Merkle Tree in Blockchain: What it is and How it Works
What Is a Merkle Tree?
A Merkle tree is a data structure that is used in computer science applications. In bitcoin and other cryptocurrencies, Merkle trees serve to encode blockchain data more efficiently and securely.
They are also referred to as “binary hash trees.”
Breaking Down Merkle Tree
In bitcoin’s blockchain, a block of transactions is run through an algorithm to generate a hash, which is a string of numbers and letters that can be used to verify that a given set of data is the same as the original set of transactions, but not to obtain the original set of transactions. Bitcoin’s software does not run the entire block of transaction data—representing 10 minutes’ worth of transactions on average—through the hash function at one time, however.
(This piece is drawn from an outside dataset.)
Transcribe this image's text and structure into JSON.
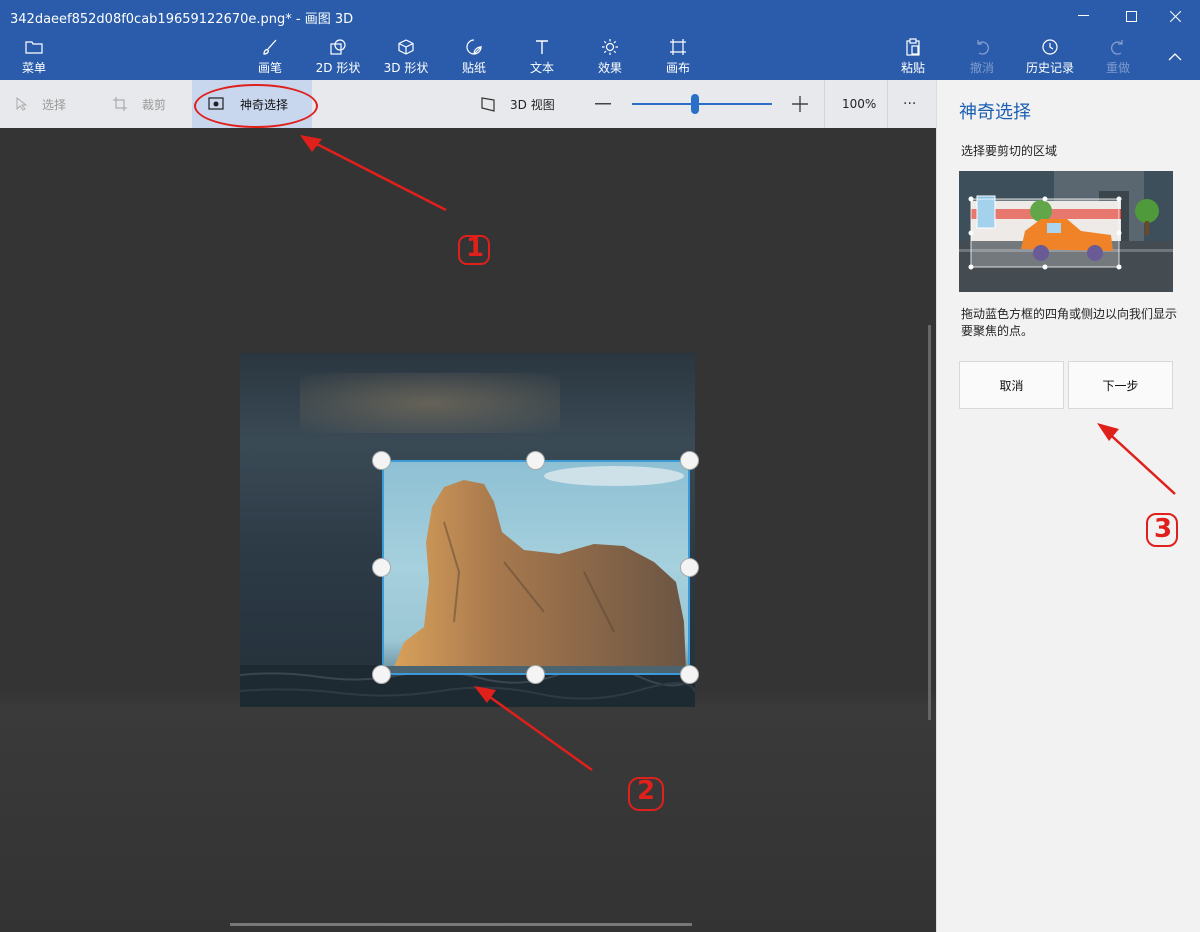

Rather, each transaction is hashed, then each pair of transactions is concatenated and hashed together, and so on until there is one hash for the entire block. (If there is an odd number of transactions, one transaction is doubled and its hash is concatenated with itself.)
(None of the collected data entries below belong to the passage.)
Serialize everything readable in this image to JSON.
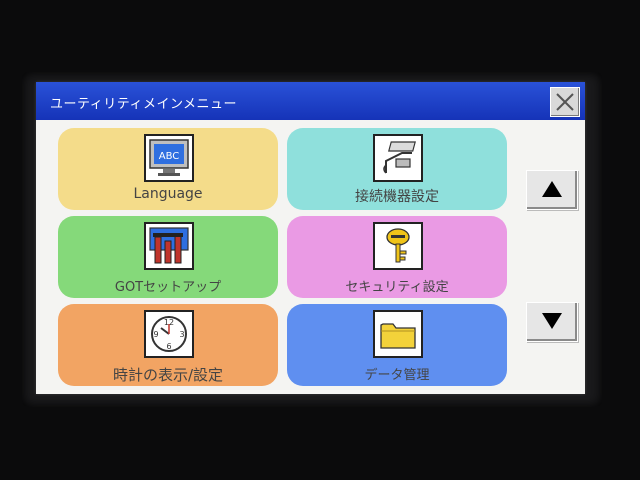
{
  "window": {
    "title": "ユーティリティメインメニュー"
  },
  "tiles": [
    {
      "label": "Language",
      "color": "#f4dc8a",
      "icon": "abc-monitor-icon"
    },
    {
      "label": "接続機器設定",
      "color": "#8fe0dc",
      "icon": "connector-plug-icon"
    },
    {
      "label": "GOTセットアップ",
      "color": "#85d97a",
      "icon": "tools-setup-icon"
    },
    {
      "label": "セキュリティ設定",
      "color": "#ea9ae4",
      "icon": "key-icon"
    },
    {
      "label": "時計の表示/設定",
      "color": "#f2a463",
      "icon": "clock-icon"
    },
    {
      "label": "データ管理",
      "color": "#5f8ff0",
      "icon": "folder-icon"
    }
  ],
  "nav": {
    "up": "up-arrow-icon",
    "down": "down-arrow-icon"
  }
}
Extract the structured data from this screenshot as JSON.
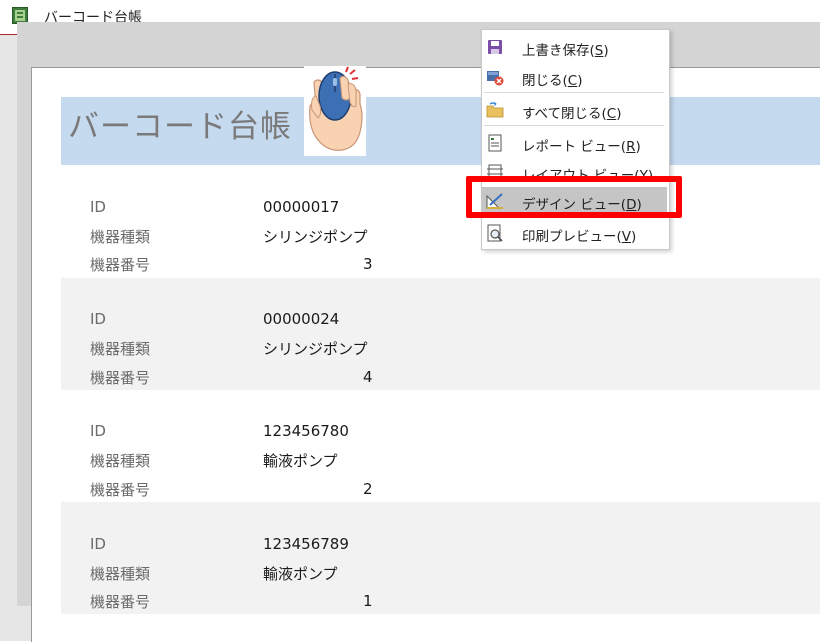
{
  "window": {
    "title": "バーコード台帳"
  },
  "report": {
    "title": "バーコード台帳",
    "field_labels": {
      "id": "ID",
      "type": "機器種類",
      "number": "機器番号"
    },
    "records": [
      {
        "id": "00000017",
        "type": "シリンジポンプ",
        "number": "3"
      },
      {
        "id": "00000024",
        "type": "シリンジポンプ",
        "number": "4"
      },
      {
        "id": "123456780",
        "type": "輸液ポンプ",
        "number": "2"
      },
      {
        "id": "123456789",
        "type": "輸液ポンプ",
        "number": "1"
      }
    ]
  },
  "context_menu": {
    "items": [
      {
        "label": "上書き保存(S)",
        "icon": "save-icon"
      },
      {
        "label": "閉じる(C)",
        "icon": "close-document-icon"
      },
      {
        "label": "すべて閉じる(C)",
        "icon": "close-all-icon"
      },
      {
        "label": "レポート ビュー(R)",
        "icon": "report-view-icon"
      },
      {
        "label": "レイアウト ビュー(Y)",
        "icon": "layout-view-icon"
      },
      {
        "label": "デザイン ビュー(D)",
        "icon": "design-view-icon"
      },
      {
        "label": "印刷プレビュー(V)",
        "icon": "print-preview-icon"
      }
    ],
    "selected_index": 5
  },
  "colors": {
    "accent_border": "#b5262b",
    "header_band": "#c5d9ef",
    "highlight_box": "#ff0000",
    "menu_selected": "#c5c5c5"
  }
}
Visualized, this structure resembles a tree. In the diagram below, “T” designates a transaction, “H” a hash. Note that the image is highly simplified; an average block contains over 500 transactions, not eight.
The hashes on the bottom row are referred to as “leaves,” the intermediate hashes as “branches,” and the hash at the top as the “root.” The Merkle root of a given block is stored in the header: for example, the Merkle root of block #482819 is e045b18e7a3d708d686717b4f44db2099aabcad9bebf968de5f7271b458f71c8. The root is combined with other information (the software version, the previous block’s hash, the timestamp, the difficulty target, and the nonce) and then run through a hash function to produce the block’s unique hash: 000000000000000000bfc767ef8bf28c42cbd4bdbafd9aa1b5c3c33c2b089594 in the case of block #482819. This hash is not actually included in the relevant block, but the next one; it is distinct from the Merkle root.
The Merkle tree is useful because it allows users to verify a specific transaction without downloading the whole blockchain (over 350 gigabytes at the end of June 2021). For example, say that you wanted to verify that transaction TD is included in the block in the diagram above. If you have the root hash (HABCDEFGH), the process is like a game of sudoku: you query the network about HD, and it returns HC, HAB, and HEFGH. The Merkle tree allows you to verify that everything is accounted for with three hashes: given HAB, HC, HEFGH, and the root HABCDEFGH, HD (the only missing hash) has to be present in the data.
Merkle trees are named after Ralph Merkle, who proposed them in a 1987 paper titled “A Digital Signature Based on a Conventional Encryption Function.” Merkle also invented cryptographic hashing.